Sisa Pembayaran DP, harus bagaimana?

Post a Comment
Konten [Tampil]





Beberapa hari yang lalu, ada chat masuk dari seorang kawan. Beliau minta solusi dari suatu hal. Untuk lebih mudahnya, saya copy paste pertanyaannya berikut ini:


Gini. Kalau misalnya kita jualan nih, online, nah biasanya kan penjual minta kirim DP dulu dari pembelinya sekian persen dari harga beli. Biasanya sih pertama, kalau baju, yang kehabisan stok atau pesanan, itu untuk biaya jahitkan, dll. Paham, kan? Kalau misalnya pembeli itu ndak jadi beli barang itu, nah di situ gimana dengan uang DP itu? Yang misalnya masih tersisa.

Penggunaannya gimana? Apa kita harus balikin ke pembeli atau gimana? Balikin semuanya atau dikurangi biaya produksi barang? Terus kalau barang itu memang pakai biaya produksi dari DP pembeli yang batal beli tadi, gimana hukum menjualnya?

Atau, kalau solusinya sih sebelum ada dp, kasih kesepakatan dulu, dsbg, bisa. Tapi kalau gk ada kesepakatan gimana2 gimana tu hukum uang dp yang masih sisa.

Baik, saya coba menjelaskan, semoga mudah dipahami.

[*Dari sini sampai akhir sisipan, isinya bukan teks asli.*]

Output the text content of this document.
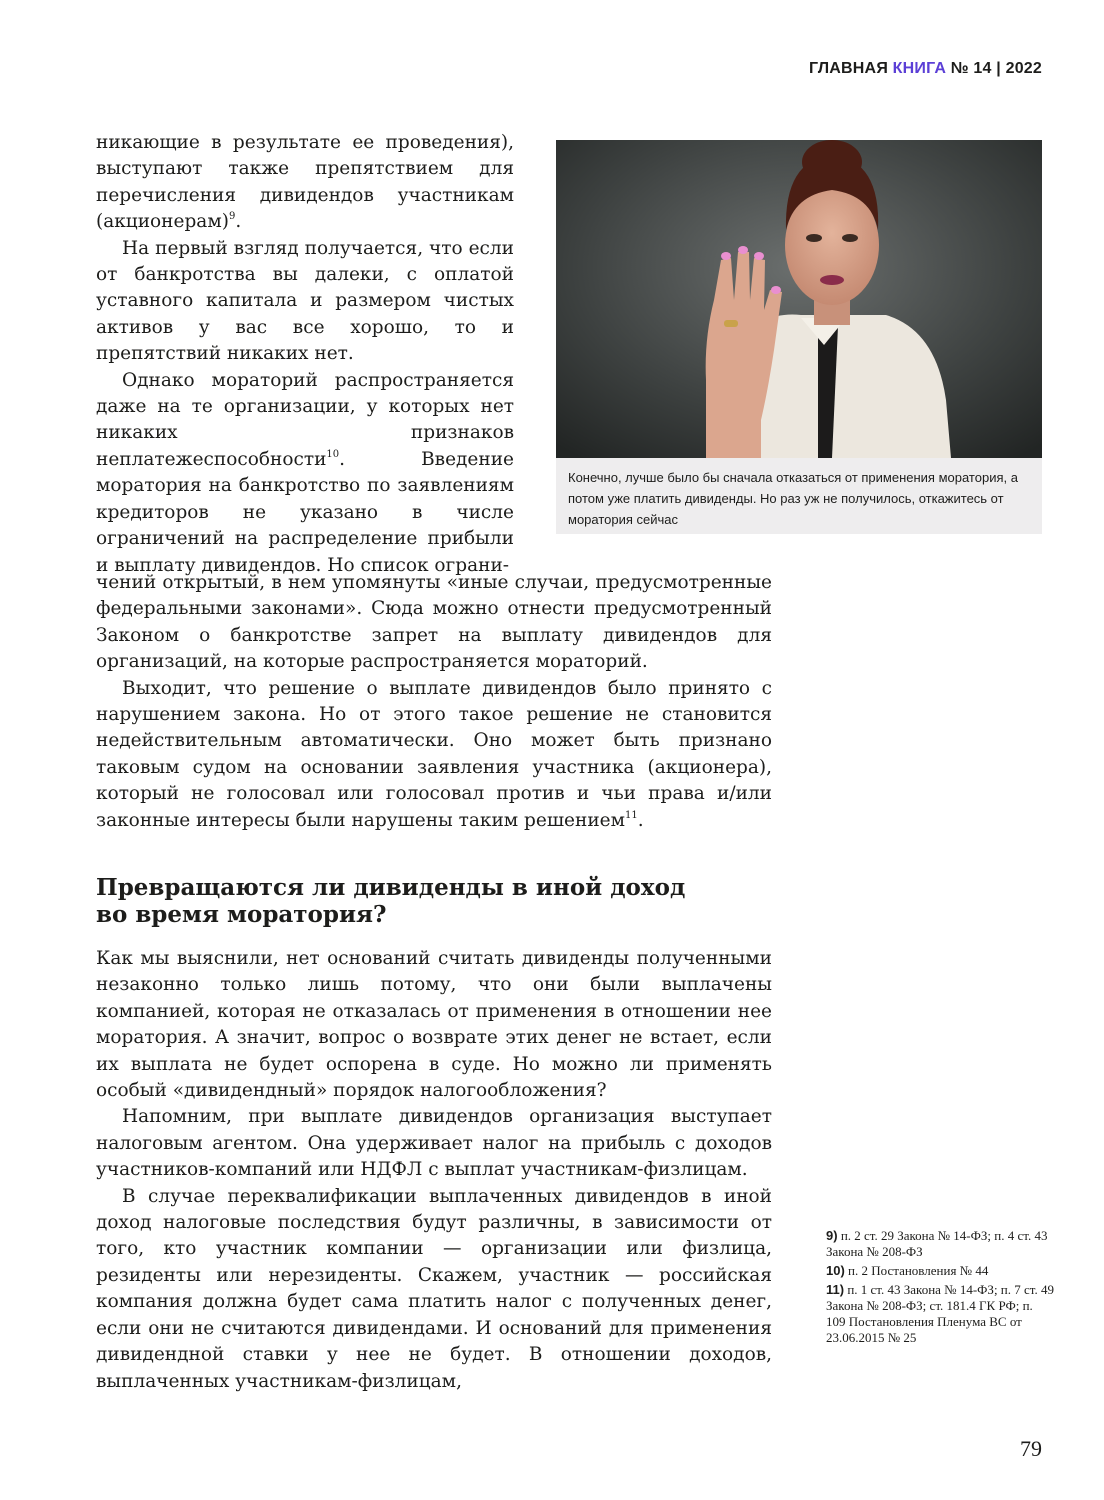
ГЛАВНАЯ КНИГА № 14 | 2022
Конечно, лучше было бы сначала отказаться от применения моратория, а потом уже платить дивиденды. Но раз уж не получилось, откажитесь от моратория сейчас

никающие в результате ее проведения), выступают также препятствием для перечисления дивидендов участникам (акционерам)$^9$.

На первый взгляд получается, что если от банкротства вы далеки, с оплатой уставного капитала и размером чистых активов у вас все хорошо, то и препятствий никаких нет.

Однако мораторий распространяется даже на те организации, у которых нет никаких признаков неплатежеспособности$^{10}$. Введение моратория на банкротство по заявлениям кредиторов не указано в числе ограничений на распределение прибыли и выплату дивидендов. Но список ограни-

чений открытый, в нем упомянуты «иные случаи, предусмотренные федеральными законами». Сюда можно отнести предусмотренный Законом о банкротстве запрет на выплату дивидендов для организаций, на которые распространяется мораторий.

Выходит, что решение о выплате дивидендов было принято с нарушением закона. Но от этого такое решение не становится недействительным автоматически. Оно может быть признано таковым судом на основании заявления участника (акционера), который не голосовал или голосовал против и чьи права и/или законные интересы были нарушены таким решением$^{11}$.

Превращаются ли дивиденды в иной доход
во время моратория?

Как мы выяснили, нет оснований считать дивиденды полученными незаконно только лишь потому, что они были выплачены компанией, которая не отказалась от применения в отношении нее моратория. А значит, вопрос о возврате этих денег не встает, если их выплата не будет оспорена в суде. Но можно ли применять особый «дивидендный» порядок налогообложения?

Напомним, при выплате дивидендов организация выступает налоговым агентом. Она удерживает налог на прибыль с доходов участников-компаний или НДФЛ с выплат участникам-физлицам.

В случае переквалификации выплаченных дивидендов в иной доход налоговые последствия будут различны, в зависимости от того, кто участник компании — организации или физлица, резиденты или нерезиденты. Скажем, участник — российская компания должна будет сама платить налог с полученных денег, если они не считаются дивидендами. И оснований для применения дивидендной ставки у нее не будет. В отношении доходов, выплаченных участникам-физлицам,

9) п. 2 ст. 29 Закона № 14-ФЗ; п. 4 ст. 43 Закона № 208-ФЗ
10) п. 2 Постановления № 44
11) п. 1 ст. 43 Закона № 14-ФЗ; п. 7 ст. 49 Закона № 208-ФЗ; ст. 181.4 ГК РФ; п. 109 Постановления Пленума ВС от 23.06.2015 № 25
79
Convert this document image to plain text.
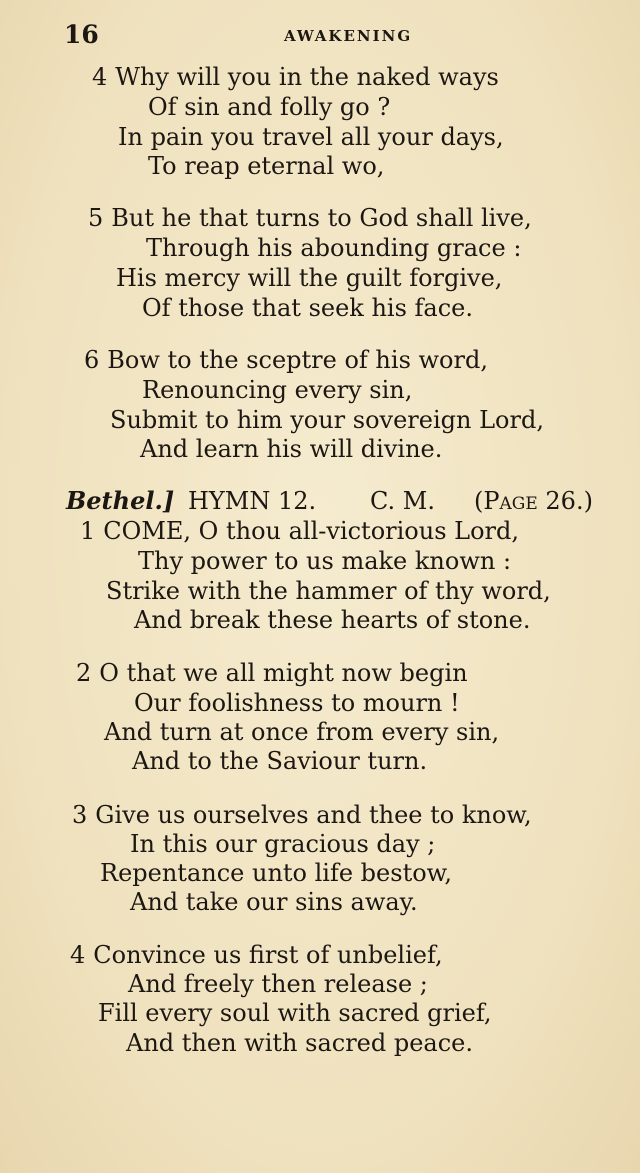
16	AWAKENING
4 Why will you in the naked ways
Of sin and folly go ?
In pain you travel all your days,
To reap eternal wo,
5 But he that turns to God shall live,
Through his abounding grace :
His mercy will the guilt forgive,
Of those that seek his face.
6 Bow to the sceptre of his word,
Renouncing every sin,
Submit to him your sovereign Lord,
And learn his will divine.
Bethel.] HYMN 12. C. M. (Page 26.)
1 COME, O thou all-victorious Lord,
Thy power to us make known :
Strike with the hammer of thy word,
And break these hearts of stone.
2 O that we all might now begin
Our foolishness to mourn !
And turn at once from every sin,
And to the Saviour turn.
3 Give us ourselves and thee to know,
In this our gracious day ;
Repentance unto life bestow,
And take our sins away.
4 Convince us first of unbelief,
And freely then release ;
Fill every soul with sacred grief,
And then with sacred peace.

Prinsip pertama dalam jual beli, adalah harus dilakukan rela sama rela. Tentu selain syarat yang harus dipenuhi sehingga jual beli tersebut menjadi sah. Syarat jual beli diantaranya: adanya barang, harga, penjual dan pembeli. Jual beli yang menyisakan ketidakrelaan baik penjual atau pembeli karena sebab melanggar syariat, dapat menjadikan jual beli tersebut tidak sah.

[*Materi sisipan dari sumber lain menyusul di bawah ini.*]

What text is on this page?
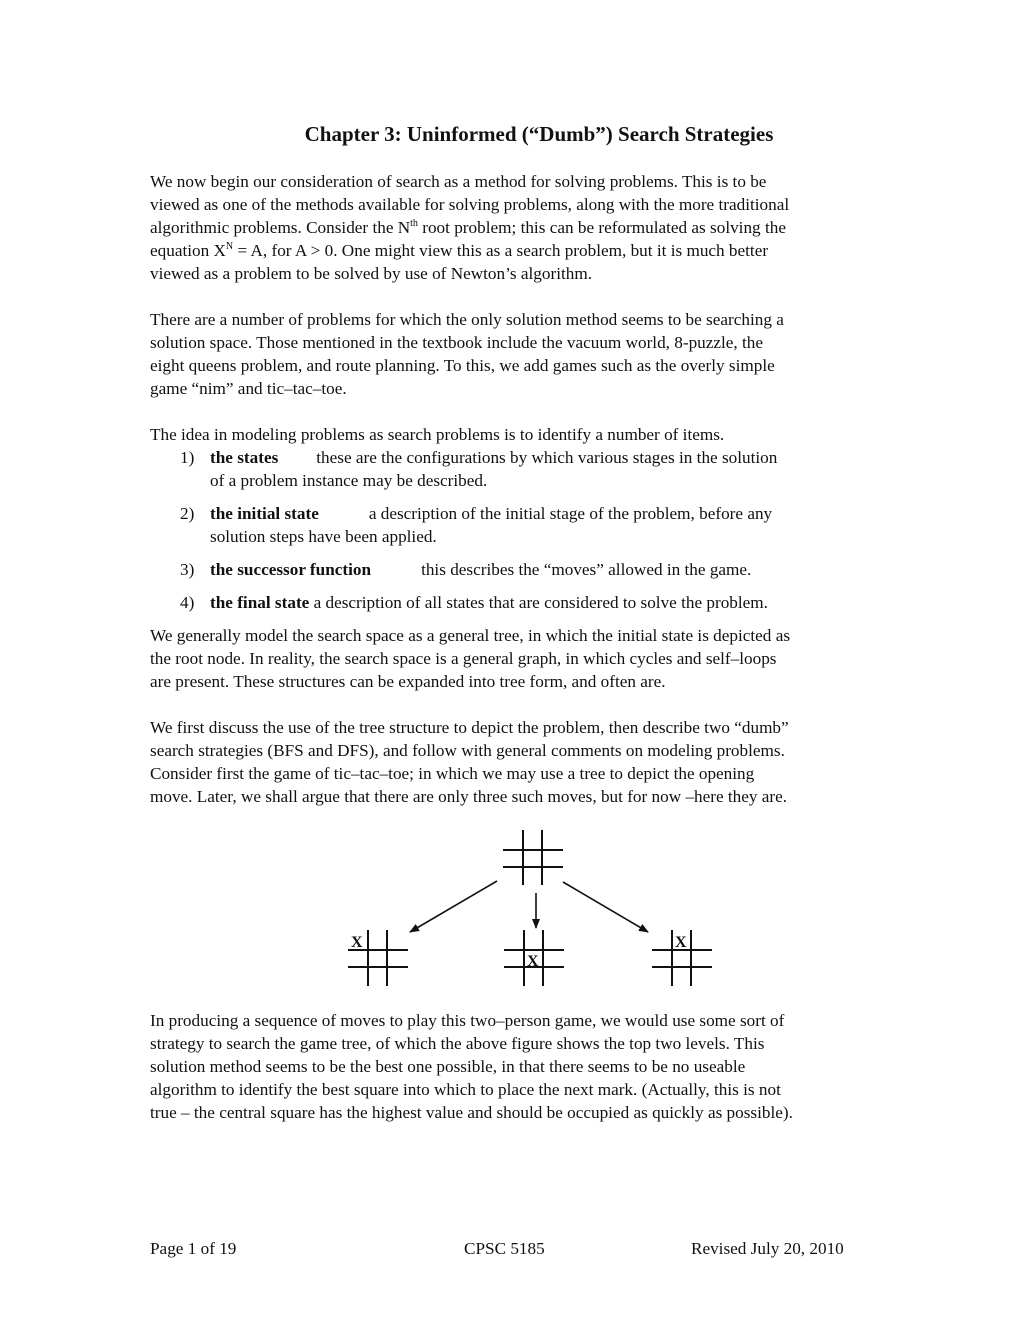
Chapter 3: Uninformed (“Dumb”) Search Strategies

We now begin our consideration of search as a method for solving problems. This is to be

viewed as one of the methods available for solving problems, along with the more traditional

algorithmic problems. Consider the $N^{th}$ root problem; this can be reformulated as solving the

equation $X^N = A$, for A > 0. One might view this as a search problem, but it is much better

viewed as a problem to be solved by use of Newton’s algorithm.

There are a number of problems for which the only solution method seems to be searching a

solution space. Those mentioned in the textbook include the vacuum world, 8-puzzle, the

eight queens problem, and route planning. To this, we add games such as the overly simple

game “nim” and tic–tac–toe.

The idea in modeling problems as search problems is to identify a number of items.

1) the states these are the configurations by which various stages in the solution
of a problem instance may be described.
2) the initial state	a description of the initial stage of the problem, before any
solution steps have been applied.
3) the successor function	this describes the “moves” allowed in the game.
4) the final state a description of all states that are considered to solve the problem.

We generally model the search space as a general tree, in which the initial state is depicted as

the root node. In reality, the search space is a general graph, in which cycles and self–loops

are present. These structures can be expanded into tree form, and often are.

We first discuss the use of the tree structure to depict the problem, then describe two “dumb”

search strategies (BFS and DFS), and follow with general comments on modeling problems.

Consider first the game of tic–tac–toe; in which we may use a tree to depict the opening

move. Later, we shall argue that there are only three such moves, but for now –here they are.

In producing a sequence of moves to play this two–person game, we would use some sort of

strategy to search the game tree, of which the above figure shows the top two levels. This

solution method seems to be the best one possible, in that there seems to be no useable

algorithm to identify the best square into which to place the next mark. (Actually, this is not

true – the central square has the highest value and should be occupied as quickly as possible).

X
X
X
Page 1 of 19	CPSC 5185	Revised July 20, 2010
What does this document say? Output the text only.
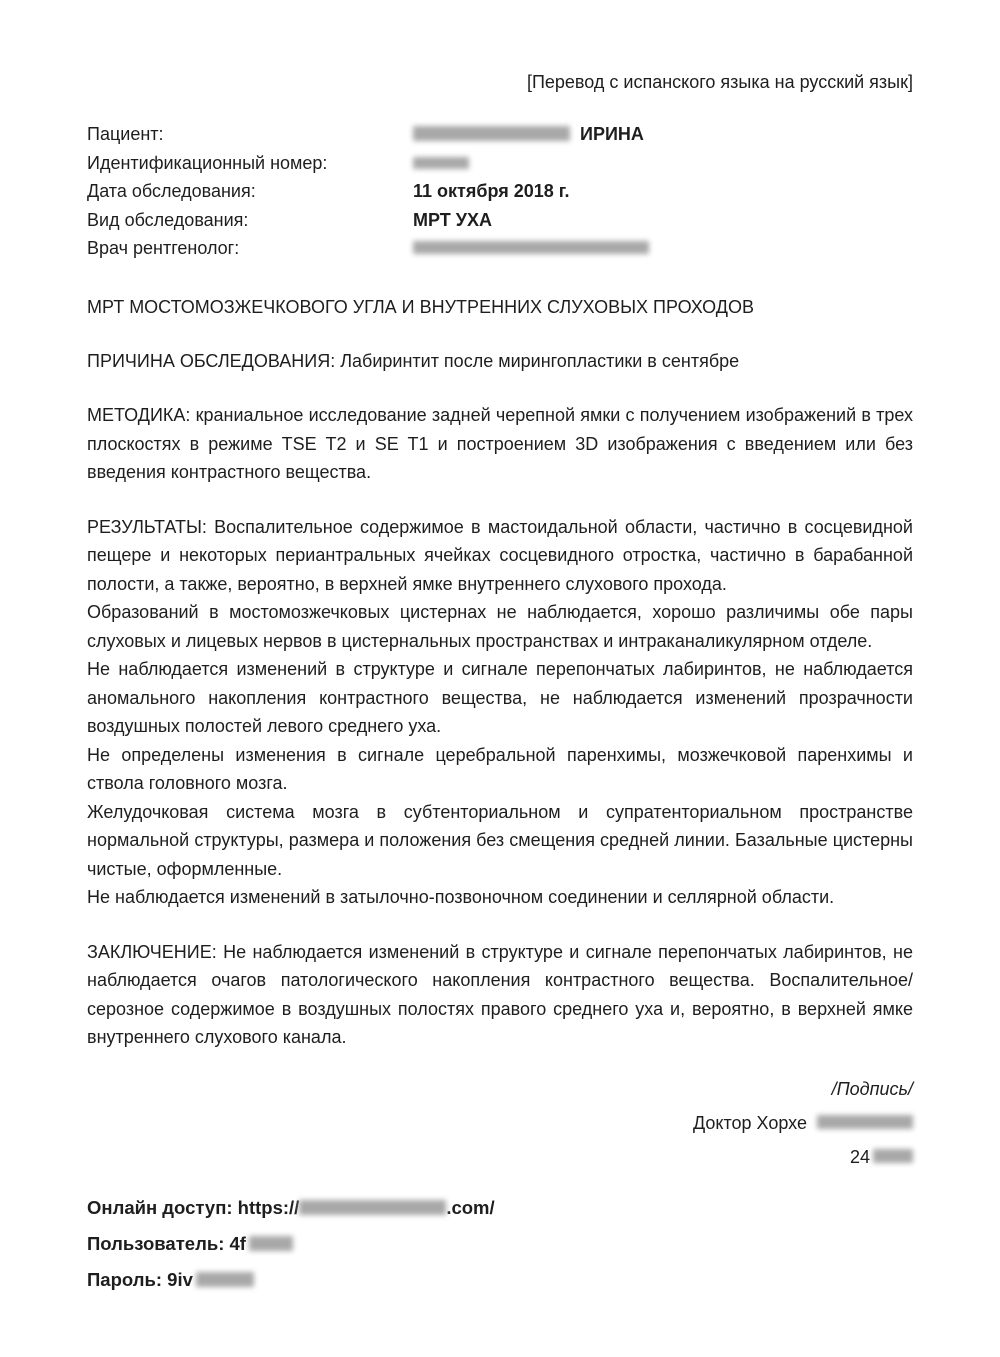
[Перевод с испанского языка на русский язык]
Пациент:	ИРИНА
Идентификационный номер:
Дата обследования:	11 октября 2018 г.
Вид обследования:	МРТ УХА
Врач рентгенолог:
МРТ МОСТОМОЗЖЕЧКОВОГО УГЛА И ВНУТРЕННИХ СЛУХОВЫХ ПРОХОДОВ

ПРИЧИНА ОБСЛЕДОВАНИЯ: Лабиринтит после мирингопластики в сентябре

МЕТОДИКА: краниальное исследование задней черепной ямки с получением изображений в трех плоскостях в режиме TSE T2 и SE T1 и построением 3D изображения с введением или без введения контрастного вещества.

РЕЗУЛЬТАТЫ: Воспалительное содержимое в мастоидальной области, частично в сосцевидной пещере и некоторых периантральных ячейках сосцевидного отростка, частично в барабанной полости, а также, вероятно, в верхней ямке внутреннего слухового прохода.

Образований в мостомозжечковых цистернах не наблюдается, хорошо различимы обе пары слуховых и лицевых нервов в цистернальных пространствах и интраканаликулярном отделе.

Не наблюдается изменений в структуре и сигнале перепончатых лабиринтов, не наблюдается аномального накопления контрастного вещества, не наблюдается изменений прозрачности воздушных полостей левого среднего уха.

Не определены изменения в сигнале церебральной паренхимы, мозжечковой паренхимы и ствола головного мозга.

Желудочковая система мозга в субтенториальном и супратенториальном пространстве нормальной структуры, размера и положения без смещения средней линии. Базальные цистерны чистые, оформленные.

Не наблюдается изменений в затылочно-позвоночном соединении и селлярной области.

ЗАКЛЮЧЕНИЕ: Не наблюдается изменений в структуре и сигнале перепончатых лабиринтов, не наблюдается очагов патологического накопления контрастного вещества. Воспалительное/серозное содержимое в воздушных полостях правого среднего уха и, вероятно, в верхней ямке внутреннего слухового канала.

/Подпись/
Доктор Хорхе
24
Онлайн доступ: https://	.com/
Пользователь: 4f
Пароль: 9iv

Contohnya, jika setelah jual beli terjadi, pembeli pulang dan mendapati cacat dalam barang yang dibelinya. Sementara ketika proses memilih, penjual sengaja menutupi cacat pada barang tersebut. Maka dalam jual beli tersebut terdapat unsur penipuan yang tidak dibenarkan secara syariat. Pilihannya, penjual dan pembeli dapat bertemu kembali dan menyelesaikan dengan baik sehingga tidak ada pihak yang merasa dirugikan. Atau bisa juga pembeli mengikhlaskan, semoga Allah memaafkan penjual dan membuatnya tidak mengulangi kecurangan tersebut.

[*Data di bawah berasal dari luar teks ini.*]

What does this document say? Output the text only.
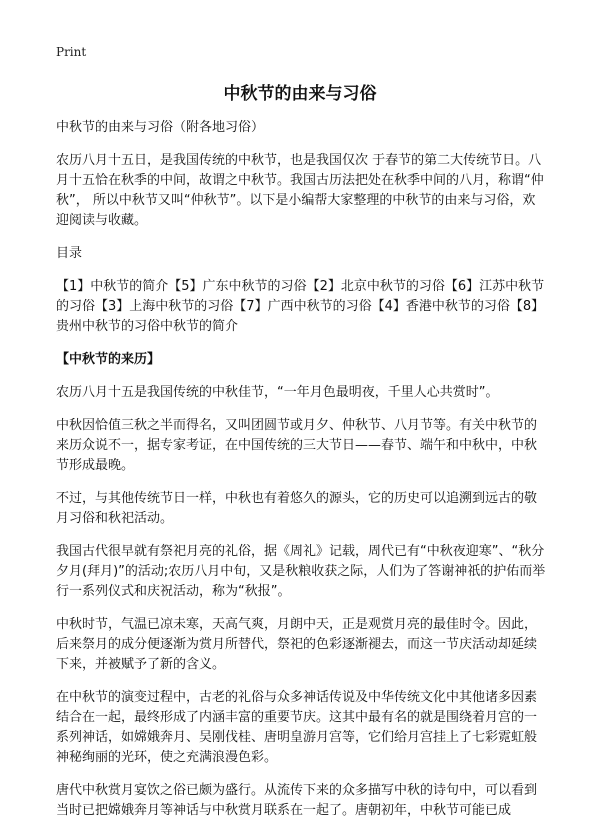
Print
中秋节的由来与习俗

中秋节的由来与习俗（附各地习俗）

农历八月十五日，是我国传统的中秋节，也是我国仅次 于春节的第二大传统节日。八月十五恰在秋季的中间，故谓之中秋节。我国古历法把处在秋季中间的八月，称谓“仲秋”， 所以中秋节又叫“仲秋节”。以下是小编帮大家整理的中秋节的由来与习俗，欢迎阅读与收藏。

目录

【1】中秋节的简介【5】广东中秋节的习俗【2】北京中秋节的习俗【6】江苏中秋节的习俗【3】上海中秋节的习俗【7】广西中秋节的习俗【4】香港中秋节的习俗【8】贵州中秋节的习俗中秋节的简介

【中秋节的来历】

农历八月十五是我国传统的中秋佳节，“一年月色最明夜，千里人心共赏时”。

中秋因恰值三秋之半而得名，又叫团圆节或月夕、仲秋节、八月节等。有关中秋节的来历众说不一，据专家考证，在中国传统的三大节日——春节、端午和中秋中，中秋节形成最晚。

不过，与其他传统节日一样，中秋也有着悠久的源头，它的历史可以追溯到远古的敬月习俗和秋祀活动。

我国古代很早就有祭祀月亮的礼俗，据《周礼》记载，周代已有“中秋夜迎寒”、“秋分夕月(拜月)”的活动;农历八月中旬，又是秋粮收获之际，人们为了答谢神祇的护佑而举行一系列仪式和庆祝活动，称为“秋报”。

中秋时节，气温已凉未寒，天高气爽，月朗中天，正是观赏月亮的最佳时令。因此，后来祭月的成分便逐渐为赏月所替代，祭祀的色彩逐渐褪去，而这一节庆活动却延续下来，并被赋予了新的含义。

在中秋节的演变过程中，古老的礼俗与众多神话传说及中华传统文化中其他诸多因素结合在一起，最终形成了内涵丰富的重要节庆。这其中最有名的就是围绕着月宫的一系列神话，如嫦娥奔月、吴刚伐桂、唐明皇游月宫等，它们给月宫挂上了七彩霓虹般神秘绚丽的光环，使之充满浪漫色彩。

唐代中秋赏月宴饮之俗已颇为盛行。从流传下来的众多描写中秋的诗句中，可以看到当时已把嫦娥奔月等神话与中秋赏月联系在一起了。唐朝初年，中秋节可能已成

Terkait masalah DP, adalah singkatan dari Down Payment, atau pembayaran di awal dengan prosentase sebagian dari harga yang sudah disepakati. Biasanya, pembeli harus membayar DP sebagai tanda awal kesepakatan jual beli. Pelunasan dilakukan ketika barang sudah siap digunakan oleh pembeli. Besar DP yang harus dibayar ditentukan oleh penjual. Dalam bisnis, uang DP digunakan untuk meminimalisir risiko PHP oleh pembeli. Biasanya, pembeli yang sudah melakukan DP berarti sudah cukup serius untuk membeli dan tidak hanya memilih atau menawar barang yang dijual secara online. Uang DP juga merupakan tanda kepercayaan pembeli kepada penjual, sekaligus penjual kepada pembeli.

Dalam hukum islam, para ulama sepakat tentang kebolehan mengambil DP dari pembeli, sebagai “tanda jadi” sebuah transaksi jual beli. Namun ulama berbeda pendapat tentang DP yang “hangus”, mereka yang mengharamkan hangusnya DP karena pembatalan perjanjian, didasarkan pada alasan bahwa hal tersebut merupakan pengambilan harta dengan cara yang batil, dan ini diharamkan dengan tegas dalam Al Qur’an.

Sedangkan mereka yang memperbolehkan adanya DP yang “hangus” dalam pembatalan perjanjian transaksi, didasarkan oleh adanya kerugian yang mungkin ditanggung oleh penjual karena pembatalan perjanjian jual beli tersebut. Lalu bagaimana solusinya?

Disinilah betapa penting “akad”, atau kesepakatan awal. Antara penjual dan pembeli harus mengetahui hak dan kewajiban masing-masing sejak awal, sehingga jika ada masalah di kemudian hari, dasar untuk mengambil keputusan jelas.

Bagaimana jika terlanjur mengambil DP, belum ada kesepakatan sebelumnya, namun ada biaya yang harus ditanggung penjual menggunakan uang DP tersebut. Lalu perjanjian dibatalkan? Sedangkan uang DP tersebut masih sisa, harus diapakan?

Solusi paling mudah adalah mendiskusikannya dengan pembeli. Penjual yang baik akan mampu menyampaikan kepada pembeli dengan bahasa yang baik untuk mencapai kesepakatan, agar tidak ada pihak yang merasa dirugikan.

Begitu juga pembeli yang baik, tidak akan bermaksud merugikan penjual dengan pembatalan atas transaksi yang sudah disepakati tanpa alasan yang benar-benar tidak bisa dihindari.